Especular sobre os Estados Unidos parece mais simples. Nesta década,
nossa renda anual por habitante deve estar em torno de um quarto da do
Mississippi, o Estado mais pobre da federação norte-americana. Não tenho
em mãos os dados necessários para uma comparação adequada, mas lembro
que os 10% mais ricos do Brasil detêm algo como 55% da riqueza e da
renda de nosso país. Essa marca, desconfio que nem o Alabama é capaz de
atingir.
Estamos,
pois, numa encruzilhada. Podemos insistir no projeto do Brasil Grande
Potência – pelo menos é certo que podemos suprir alimentos e outras
commodities para o mundo todo. O problema é que no mínimo metade de
nossa população em idade escolar está num nível provavelmente inferior
ao do Alabama e do Mississippi; e esse problema nem um milagre
resolveria, pois de nada adiantaria educarmos tal multidão em poucos
anos, se não tivermos como oferecer-lhe empregos estáveis e
razoavelmente bem remunerados. Nesse particular, convém lembrar que
nossa pujante agricultura já não cria tantos empregos, e que o setor
industrial, que já representou 27% do PIB, hoje anda pela casa dos 11%.
Para
não fechar este texto num timbre soturno, ocorre-me rascunhar alguma
coisa sobre o sistema político.
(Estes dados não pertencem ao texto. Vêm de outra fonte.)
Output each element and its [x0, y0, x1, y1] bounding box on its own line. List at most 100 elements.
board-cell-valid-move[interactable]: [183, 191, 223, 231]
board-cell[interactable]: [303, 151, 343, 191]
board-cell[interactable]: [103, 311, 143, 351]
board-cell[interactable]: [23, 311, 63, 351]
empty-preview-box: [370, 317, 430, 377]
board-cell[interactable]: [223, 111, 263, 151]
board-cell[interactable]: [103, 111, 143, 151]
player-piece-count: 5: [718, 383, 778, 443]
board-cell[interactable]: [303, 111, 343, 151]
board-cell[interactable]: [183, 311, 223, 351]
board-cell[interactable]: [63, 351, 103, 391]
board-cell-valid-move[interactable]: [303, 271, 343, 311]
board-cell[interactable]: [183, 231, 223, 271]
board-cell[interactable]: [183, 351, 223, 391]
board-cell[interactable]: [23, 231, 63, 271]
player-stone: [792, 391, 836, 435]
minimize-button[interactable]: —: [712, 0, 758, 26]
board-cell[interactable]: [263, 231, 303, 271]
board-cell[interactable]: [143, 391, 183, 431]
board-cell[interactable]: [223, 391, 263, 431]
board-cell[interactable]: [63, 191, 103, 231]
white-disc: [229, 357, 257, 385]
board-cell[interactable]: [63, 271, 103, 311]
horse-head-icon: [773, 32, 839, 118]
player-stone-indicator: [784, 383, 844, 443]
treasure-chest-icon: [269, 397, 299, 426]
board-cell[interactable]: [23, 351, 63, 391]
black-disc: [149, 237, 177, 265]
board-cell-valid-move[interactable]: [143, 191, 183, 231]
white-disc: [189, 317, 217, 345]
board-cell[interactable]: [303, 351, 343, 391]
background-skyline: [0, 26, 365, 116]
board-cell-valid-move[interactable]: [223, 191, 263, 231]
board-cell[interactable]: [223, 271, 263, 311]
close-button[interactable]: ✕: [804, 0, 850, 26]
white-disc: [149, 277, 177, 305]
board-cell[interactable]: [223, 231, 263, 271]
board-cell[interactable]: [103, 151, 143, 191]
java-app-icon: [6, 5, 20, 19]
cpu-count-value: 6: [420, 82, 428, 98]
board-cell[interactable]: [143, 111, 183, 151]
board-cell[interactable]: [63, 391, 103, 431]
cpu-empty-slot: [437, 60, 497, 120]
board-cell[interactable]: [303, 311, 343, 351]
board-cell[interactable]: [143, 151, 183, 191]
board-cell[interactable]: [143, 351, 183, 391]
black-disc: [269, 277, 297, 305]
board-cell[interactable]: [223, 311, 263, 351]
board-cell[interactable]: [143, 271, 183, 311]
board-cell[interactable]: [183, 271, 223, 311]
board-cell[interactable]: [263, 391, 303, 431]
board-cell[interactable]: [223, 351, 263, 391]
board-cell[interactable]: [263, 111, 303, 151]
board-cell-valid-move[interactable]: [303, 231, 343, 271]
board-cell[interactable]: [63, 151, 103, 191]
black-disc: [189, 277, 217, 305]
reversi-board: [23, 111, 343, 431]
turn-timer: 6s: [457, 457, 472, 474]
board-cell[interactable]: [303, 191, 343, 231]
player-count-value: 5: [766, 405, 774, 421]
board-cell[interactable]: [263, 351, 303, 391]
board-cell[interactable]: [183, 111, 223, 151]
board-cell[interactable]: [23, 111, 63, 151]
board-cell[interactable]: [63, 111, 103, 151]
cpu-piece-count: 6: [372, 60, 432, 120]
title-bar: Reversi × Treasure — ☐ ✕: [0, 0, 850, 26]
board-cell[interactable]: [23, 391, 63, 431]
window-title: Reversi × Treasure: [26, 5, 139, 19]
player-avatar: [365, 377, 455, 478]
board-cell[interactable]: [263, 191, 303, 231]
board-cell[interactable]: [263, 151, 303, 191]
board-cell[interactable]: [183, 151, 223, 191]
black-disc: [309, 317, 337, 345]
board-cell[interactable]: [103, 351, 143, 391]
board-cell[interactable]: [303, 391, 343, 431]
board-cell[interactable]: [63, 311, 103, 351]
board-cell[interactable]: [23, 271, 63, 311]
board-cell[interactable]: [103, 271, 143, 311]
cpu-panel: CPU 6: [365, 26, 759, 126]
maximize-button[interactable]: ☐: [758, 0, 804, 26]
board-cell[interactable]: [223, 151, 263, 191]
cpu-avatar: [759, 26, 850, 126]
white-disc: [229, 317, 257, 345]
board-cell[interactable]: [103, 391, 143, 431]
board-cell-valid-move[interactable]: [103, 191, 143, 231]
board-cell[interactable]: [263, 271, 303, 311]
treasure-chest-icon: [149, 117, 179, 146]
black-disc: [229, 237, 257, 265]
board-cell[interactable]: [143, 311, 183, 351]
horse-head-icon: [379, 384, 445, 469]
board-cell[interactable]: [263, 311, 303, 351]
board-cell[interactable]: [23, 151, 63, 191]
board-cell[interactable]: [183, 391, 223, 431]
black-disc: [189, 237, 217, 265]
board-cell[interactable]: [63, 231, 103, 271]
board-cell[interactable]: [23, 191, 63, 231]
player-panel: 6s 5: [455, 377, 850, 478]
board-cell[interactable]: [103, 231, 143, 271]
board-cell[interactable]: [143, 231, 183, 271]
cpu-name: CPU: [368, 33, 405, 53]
Se lográssemos aprimorar rapidamente as
instituições de governo e a relação delas com a sociedade, quem sabe
poderíamos cogitar um futuro um pouco mais ambicioso? Vejamos alguns
números. Em sua valiosa publicação sobre o grau de “democraticidade” de
todo o mundo relativo a 2020, a Economist Intelligence Unit (afiliada à
revista The Economist) colocou o Brasil e a Argentina mais ou menos no
meio da escala, numa categoria que a revista designa como “democracias
defeituosas”. Referindo-se a um período de queda generalizada, devido à
pandemia, a estrela do mencionado levantamento foi Taiwan, que subiu 20
posições na classificação, do 31.º para o 11.º lugar, e mudou de
categoria, passando da condição de “democracia defeituosa” para a de
“democracia plena”. Na direção oposta – ou seja, um desempenho
notavelmente vexaminoso – sobressaíram os casos da França e dos Estados
Unidos, que permaneceram bem colocados na classificação geral, mas
caíram do status de “democracia plena” para a de “democracia
defeituosa”. A América Latina obviamente não sai bem na foto, mas com
uma importante exceção: o Uruguai, único país “plenamente democrático”
da região, ocupando o 8.º lugar.
Quem
sabe por aí poderíamos nos certificar se há mesmo alguma luz no fim do
túnel? Esquecendo a Alemanha, os Estados Unidos e a grande potência do
general Geisel, poderíamos encarar com realismo a hipótese de um país
capaz de propiciar melhores condições de vida aos cidadãos,
garantindo-lhes saúde e saneamento? Para tanto, o que se faz mister é
reduzir drasticamente as desigualdades sociais e regionais, recuperar a
indústria, a fim de assegurar um nível adequado de emprego e defesa, e
manter, como o Uruguai, o devido apreço pelo regime democrático.